Forum Moderators: coopster

Message Too Old, No Replies

Parse/Extract data from page

page is the results of a remote search query collected via cURL

erikcw

1:09 am on Jul 5, 2004 (gmt 0)

Hi All,

I am using cURL to access a remote search query. I am having no problems getting the data, but parsing it into something more usefull is causing me some trouble.

I want to strip out all of the "header data" (everything from <html>.......<table>[GOOD DATA]<more junk>)

I am guessing that Regular Expressions are probably the best way to go, but I have the slightest idea of how to begin. Can anyone share aome info to get me on my way?

Thanks!

bsterz

3:10 am on Jul 5, 2004 (gmt 0)

If you have some perl skilz I would suggest:

HTML::Parser
[search.cpan.org...]

And:
HTML::TableExtract

I use em for tons of screen scraping stuff.

Bill

erikcw

5:09 am on Jul 5, 2004 (gmt 0)

Unfortunatly, Perl is not an option. I need to do it in PHP. Any ideas?

coopster

2:01 pm on Jul 5, 2004 (gmt 0)

I have seen some classes for parsing html tables with PHP as well, can't remember where now, maybe somebody else can offer more...

Anyway, here is a regular expression to get you started:

preg_match("/<table>(.*)<\/table>/Uis", $string, $matches); 
print $matches[1];

Breaking it down a bit, we are looking for a subpattern [php.net]. We do this by using parentheses. Note that our subpattern is searching for everything between the <table> tags. The second table tag has to have it's slash escaped since it is the pattern delimiter. The "Uis" characters are modifiers.
There are quite a few good tutorials and links all over WebmasterWorld regarding regular expressions. The manual comes in quite handy as well.

Regular Expression Functions (Perl-Compatible) [php.net]

erikcw

10:11 pm on Jul 5, 2004 (gmt 0)

Worked like a charm! Wow, I thought that the code was going to be so much more complex! I ended up using a combination of the REGEX match above and preg_replace to pull out the last of the junk-data.

Thanks!

coopster

10:24 pm on Jul 5, 2004 (gmt 0)

You're welcome. Now, if you are simply using echo or print to send that to the browser to see what you are getting, you may have <tr> and <td> tags in there still you know! Use your browser's View Source option to have a look at what is indeed there.

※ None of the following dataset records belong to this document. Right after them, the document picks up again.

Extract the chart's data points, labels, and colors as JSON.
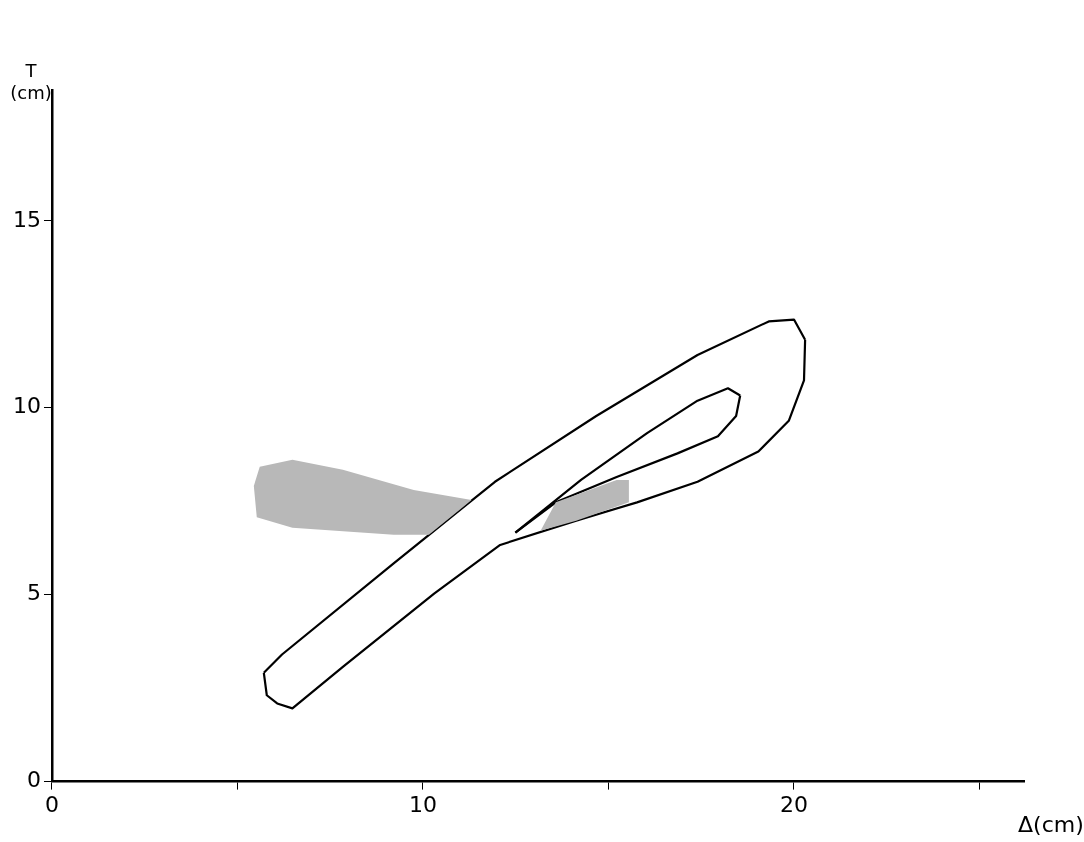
{
  "chart_data": {
    "type": "line",
    "xlabel": "Δ(cm)",
    "ylabel": "T (cm)",
    "xlim": [
      0,
      26.2
    ],
    "ylim": [
      0,
      18.5
    ],
    "xticks": [
      0,
      {
        "value": 5,
        "label": null
      },
      10,
      {
        "value": 15,
        "label": null
      },
      20,
      {
        "value": 25,
        "label": null
      }
    ],
    "yticks": [
      0,
      5,
      10,
      15
    ],
    "grid": false,
    "legend": false,
    "marker": "none",
    "line_style": "solid",
    "series": [
      {
        "type": "area",
        "color": "#b8b8b8",
        "x": [
          5.44,
          5.6,
          6.48,
          7.84,
          9.75,
          11.31,
          10.16,
          9.21,
          6.48,
          5.52,
          5.44
        ],
        "values": [
          7.91,
          8.42,
          8.61,
          8.34,
          7.8,
          7.53,
          6.6,
          6.6,
          6.79,
          7.07,
          7.91
        ]
      },
      {
        "type": "area",
        "color": "#b8b8b8",
        "x": [
          13.58,
          15.22,
          15.55,
          15.55,
          14.13,
          13.17,
          13.58
        ],
        "values": [
          7.47,
          8.07,
          8.07,
          7.47,
          6.98,
          6.71,
          7.47
        ]
      },
      {
        "color": "#000000",
        "x": [
          5.71,
          6.2,
          9.21,
          11.94,
          14.67,
          17.4,
          19.32,
          20.0,
          20.3
        ],
        "values": [
          2.91,
          3.4,
          5.84,
          8.02,
          9.78,
          11.41,
          12.31,
          12.36,
          11.82
        ]
      },
      {
        "color": "#000000",
        "x": [
          5.71,
          5.79,
          6.07,
          6.48,
          7.84,
          10.3,
          12.08,
          14.13,
          15.77,
          17.4,
          19.04,
          19.86,
          20.27,
          20.3
        ],
        "values": [
          2.91,
          2.31,
          2.09,
          1.96,
          3.07,
          5.03,
          6.33,
          6.98,
          7.47,
          8.02,
          8.83,
          9.65,
          10.73,
          11.82
        ]
      },
      {
        "color": "#000000",
        "x": [
          12.49,
          14.26,
          16.04,
          17.4,
          18.22,
          18.55
        ],
        "values": [
          6.66,
          8.07,
          9.32,
          10.19,
          10.52,
          10.33
        ]
      },
      {
        "color": "#000000",
        "x": [
          12.49,
          13.58,
          15.22,
          16.86,
          17.95,
          18.44,
          18.55
        ],
        "values": [
          6.66,
          7.47,
          8.15,
          8.78,
          9.24,
          9.78,
          10.33
        ]
      }
    ]
  }
}
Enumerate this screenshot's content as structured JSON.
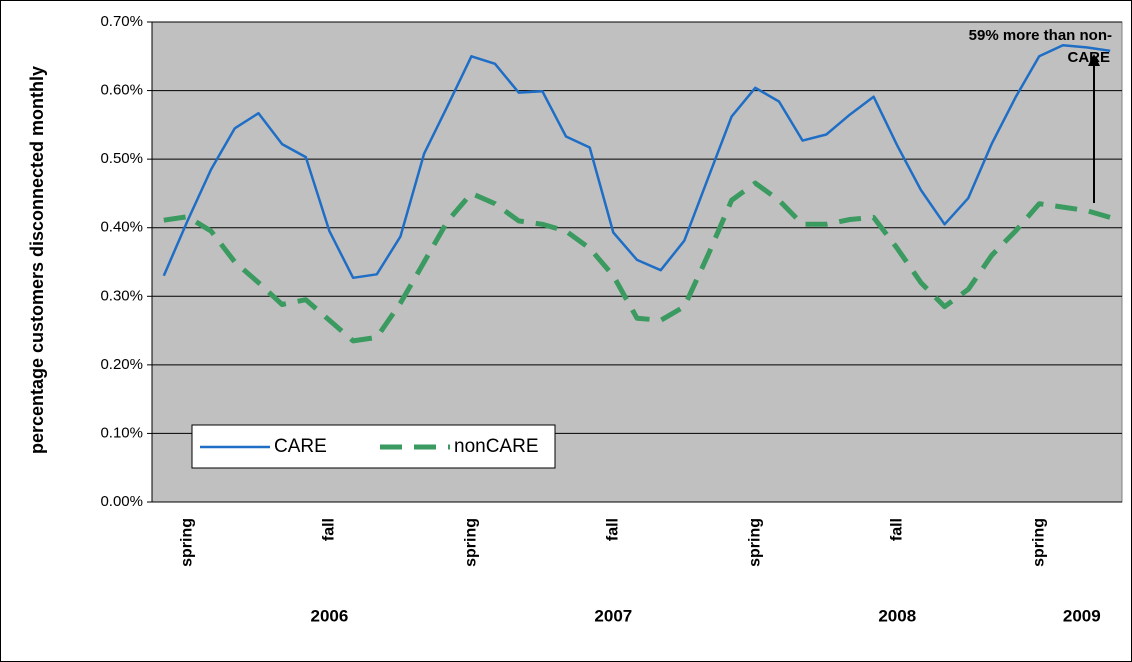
{
  "chart_data": {
    "type": "line",
    "y_label": "percentage customers disconnected monthly",
    "categories": [
      null,
      "spring",
      null,
      null,
      null,
      null,
      null,
      "fall",
      null,
      null,
      null,
      null,
      null,
      "spring",
      null,
      null,
      null,
      null,
      null,
      "fall",
      null,
      null,
      null,
      null,
      null,
      "spring",
      null,
      null,
      null,
      null,
      null,
      "fall",
      null,
      null,
      null,
      null,
      null,
      "spring",
      null,
      null,
      null
    ],
    "group_labels": [
      "2006",
      "2007",
      "2008",
      "2009"
    ],
    "series": [
      {
        "name": "CARE",
        "color": "#1f6ec6",
        "dash": false,
        "values": [
          0.33,
          0.41,
          0.485,
          0.545,
          0.567,
          0.522,
          0.503,
          0.395,
          0.327,
          0.332,
          0.387,
          0.508,
          0.578,
          0.65,
          0.639,
          0.597,
          0.599,
          0.533,
          0.517,
          0.393,
          0.353,
          0.338,
          0.381,
          0.472,
          0.562,
          0.604,
          0.584,
          0.527,
          0.536,
          0.565,
          0.591,
          0.52,
          0.455,
          0.405,
          0.443,
          0.523,
          0.59,
          0.65,
          0.666,
          0.663,
          0.658
        ]
      },
      {
        "name": "nonCARE",
        "color": "#3a9a60",
        "dash": true,
        "values": [
          0.411,
          0.416,
          0.395,
          0.35,
          0.32,
          0.288,
          0.295,
          0.265,
          0.235,
          0.24,
          0.29,
          0.35,
          0.41,
          0.45,
          0.435,
          0.41,
          0.405,
          0.395,
          0.37,
          0.33,
          0.268,
          0.265,
          0.285,
          0.36,
          0.44,
          0.465,
          0.44,
          0.405,
          0.405,
          0.412,
          0.415,
          0.37,
          0.32,
          0.285,
          0.31,
          0.36,
          0.395,
          0.435,
          0.43,
          0.425,
          0.415
        ]
      }
    ],
    "annotation": [
      "59% more than non-",
      "CARE"
    ],
    "ylim": [
      0,
      0.7
    ],
    "yticks": [
      {
        "value": 0,
        "label": "0.00%"
      },
      {
        "value": 0.1,
        "label": "0.10%"
      },
      {
        "value": 0.2,
        "label": "0.20%"
      },
      {
        "value": 0.3,
        "label": "0.30%"
      },
      {
        "value": 0.4,
        "label": "0.40%"
      },
      {
        "value": 0.5,
        "label": "0.50%"
      },
      {
        "value": 0.6,
        "label": "0.60%"
      },
      {
        "value": 0.7,
        "label": "0.70%"
      }
    ],
    "grid": true,
    "plot_background": "#c0c0c0"
  }
}
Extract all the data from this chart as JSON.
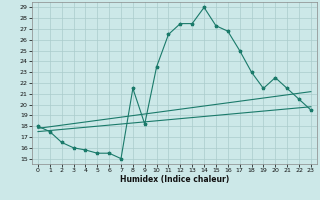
{
  "background_color": "#cce8e8",
  "grid_color": "#aacccc",
  "line_color": "#1a7a6a",
  "xlabel": "Humidex (Indice chaleur)",
  "xlim": [
    -0.5,
    23.5
  ],
  "ylim": [
    14.5,
    29.5
  ],
  "yticks": [
    15,
    16,
    17,
    18,
    19,
    20,
    21,
    22,
    23,
    24,
    25,
    26,
    27,
    28,
    29
  ],
  "xticks": [
    0,
    1,
    2,
    3,
    4,
    5,
    6,
    7,
    8,
    9,
    10,
    11,
    12,
    13,
    14,
    15,
    16,
    17,
    18,
    19,
    20,
    21,
    22,
    23
  ],
  "main_x": [
    0,
    1,
    2,
    3,
    4,
    5,
    6,
    7,
    8,
    9,
    10,
    11,
    12,
    13,
    14,
    15,
    16,
    17,
    18,
    19,
    20,
    21,
    22,
    23
  ],
  "main_y": [
    18.0,
    17.5,
    16.5,
    16.0,
    15.8,
    15.5,
    15.5,
    15.0,
    21.5,
    18.2,
    23.5,
    26.5,
    27.5,
    27.5,
    29.0,
    27.3,
    26.8,
    25.0,
    23.0,
    21.5,
    22.5,
    21.5,
    20.5,
    19.5
  ],
  "line2_x": [
    0,
    23
  ],
  "line2_y": [
    17.8,
    21.2
  ],
  "line3_x": [
    0,
    23
  ],
  "line3_y": [
    17.5,
    19.8
  ]
}
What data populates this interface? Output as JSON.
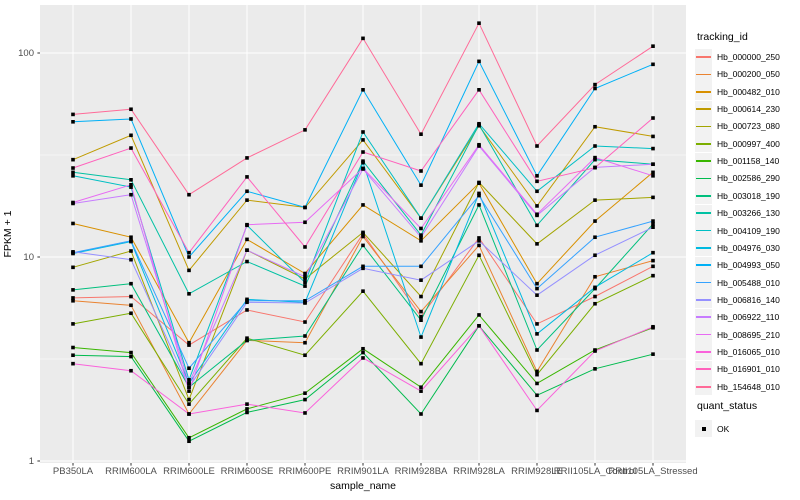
{
  "figure": {
    "panel_background": "#EBEBEB",
    "gridline_color": "#FFFFFF",
    "tick_color": "#333333",
    "point_color": "#000000"
  },
  "axes": {
    "y": {
      "title": "FPKM + 1",
      "scale": "log10",
      "major_ticks": [
        1,
        10,
        100
      ],
      "tick_labels": [
        "1",
        "10",
        "100"
      ],
      "minor_ticks": [
        3.1623,
        31.623
      ]
    },
    "x": {
      "title": "sample_name"
    }
  },
  "legend": {
    "tracking_title": "tracking_id",
    "quant_title": "quant_status",
    "quant_items": [
      {
        "label": "OK",
        "marker": "black-square"
      }
    ]
  },
  "chart_data": {
    "type": "line",
    "x_label": "sample_name",
    "y_label": "FPKM + 1",
    "y_scale": "log10",
    "ylim": [
      1,
      172
    ],
    "grid": true,
    "legend_position": "right",
    "categories": [
      "PB350LA",
      "RRIM600LA",
      "RRIM600LE",
      "RRIM600SE",
      "RRIM600PE",
      "RRIM901LA",
      "RRIM928BA",
      "RRIM928LA",
      "RRIM928LE",
      "RRII105LA_Control",
      "RRII105LA_Stressed"
    ],
    "series": [
      {
        "name": "Hb_000000_250",
        "color": "#F8766D",
        "values": [
          6.3,
          6.4,
          3.7,
          5.5,
          4.8,
          13.0,
          5.1,
          12.4,
          4.7,
          6.4,
          9.0
        ]
      },
      {
        "name": "Hb_000200_050",
        "color": "#EA8331",
        "values": [
          6.1,
          5.8,
          1.7,
          3.9,
          3.8,
          12.6,
          5.4,
          11.4,
          2.75,
          8.0,
          9.6
        ]
      },
      {
        "name": "Hb_000482_010",
        "color": "#D89000",
        "values": [
          14.6,
          12.5,
          3.8,
          12.2,
          8.3,
          18.0,
          12.0,
          23.0,
          7.4,
          15.0,
          26.0
        ]
      },
      {
        "name": "Hb_000614_230",
        "color": "#C09B00",
        "values": [
          30.0,
          39.5,
          8.6,
          19.0,
          17.5,
          37.5,
          15.5,
          44.0,
          17.8,
          43.5,
          39.0
        ]
      },
      {
        "name": "Hb_000723_080",
        "color": "#A3A500",
        "values": [
          8.9,
          10.7,
          2.0,
          10.8,
          7.8,
          13.2,
          6.4,
          23.2,
          11.6,
          19.0,
          19.6
        ]
      },
      {
        "name": "Hb_000997_400",
        "color": "#7CAE00",
        "values": [
          4.7,
          5.3,
          1.9,
          4.0,
          3.3,
          6.8,
          3.0,
          10.2,
          2.65,
          5.9,
          8.1
        ]
      },
      {
        "name": "Hb_001158_140",
        "color": "#39B600",
        "values": [
          3.6,
          3.4,
          1.3,
          1.8,
          2.15,
          3.55,
          2.3,
          5.2,
          2.4,
          3.5,
          4.5
        ]
      },
      {
        "name": "Hb_002586_290",
        "color": "#00BB4E",
        "values": [
          3.3,
          3.25,
          1.25,
          1.73,
          2.0,
          3.4,
          1.7,
          4.6,
          2.1,
          2.83,
          3.34
        ]
      },
      {
        "name": "Hb_003018_190",
        "color": "#00BF7D",
        "values": [
          6.9,
          7.4,
          2.3,
          3.9,
          4.1,
          11.4,
          4.9,
          18.0,
          3.5,
          7.0,
          14.5
        ]
      },
      {
        "name": "Hb_003266_130",
        "color": "#00C1A3",
        "values": [
          26.0,
          23.9,
          6.6,
          9.5,
          7.2,
          29.5,
          12.8,
          44.5,
          14.3,
          30.0,
          28.5
        ]
      },
      {
        "name": "Hb_004109_190",
        "color": "#00BFC4",
        "values": [
          25.0,
          22.0,
          2.5,
          14.3,
          7.5,
          41.0,
          15.5,
          45.0,
          21.0,
          35.0,
          34.0
        ]
      },
      {
        "name": "Hb_004976_030",
        "color": "#00BAE0",
        "values": [
          10.4,
          11.9,
          2.4,
          6.2,
          6.0,
          29.0,
          4.05,
          20.5,
          4.2,
          7.1,
          10.5
        ]
      },
      {
        "name": "Hb_004993_050",
        "color": "#00B0F6",
        "values": [
          46.0,
          47.5,
          10.0,
          21.0,
          17.5,
          66.0,
          22.5,
          91.0,
          25.0,
          67.0,
          88.0
        ]
      },
      {
        "name": "Hb_005488_010",
        "color": "#35A2FF",
        "values": [
          10.5,
          12.0,
          2.85,
          6.1,
          6.1,
          9.0,
          9.0,
          20.0,
          7.0,
          12.5,
          15.0
        ]
      },
      {
        "name": "Hb_006816_140",
        "color": "#9590FF",
        "values": [
          10.6,
          9.7,
          2.3,
          6.0,
          5.95,
          8.8,
          7.7,
          12.0,
          6.5,
          10.2,
          14.0
        ]
      },
      {
        "name": "Hb_006922_110",
        "color": "#C77CFF",
        "values": [
          18.3,
          20.2,
          2.4,
          10.8,
          8.0,
          27.0,
          12.5,
          35.0,
          16.0,
          27.5,
          28.5
        ]
      },
      {
        "name": "Hb_008695_210",
        "color": "#E76BF3",
        "values": [
          18.5,
          22.6,
          2.2,
          14.4,
          14.8,
          27.2,
          13.8,
          35.5,
          16.2,
          30.7,
          25.0
        ]
      },
      {
        "name": "Hb_016065_010",
        "color": "#FA62DB",
        "values": [
          3.0,
          2.77,
          1.7,
          1.9,
          1.72,
          3.2,
          2.2,
          4.6,
          1.77,
          3.46,
          4.55
        ]
      },
      {
        "name": "Hb_016901_010",
        "color": "#FF62BC",
        "values": [
          27.3,
          34.2,
          10.5,
          24.7,
          11.2,
          32.7,
          26.4,
          66.0,
          23.5,
          27.4,
          48.0
        ]
      },
      {
        "name": "Hb_154648_010",
        "color": "#FF6A98",
        "values": [
          50.0,
          53.0,
          20.2,
          30.6,
          42.0,
          118.0,
          40.0,
          140.0,
          35.0,
          70.0,
          108.0
        ]
      }
    ]
  }
}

Unless, of course, that is what you are referring to when you said you used preg_replace() to get the rest of the junk data out...

erikcw

10:41 pm on Jul 5, 2004 (gmt 0)

In order to correct having the extra "table data", I used strip_tags() to pull out all of the html. I was then left with just the data. I then ran it through preg_replace() to remove numbers that were next to each item (it was a numbered list).

Thanks!

coopster

10:59 pm on Jul 5, 2004 (gmt 0)

Hey, good for you, strip_tags() was a nice touch. Cheers.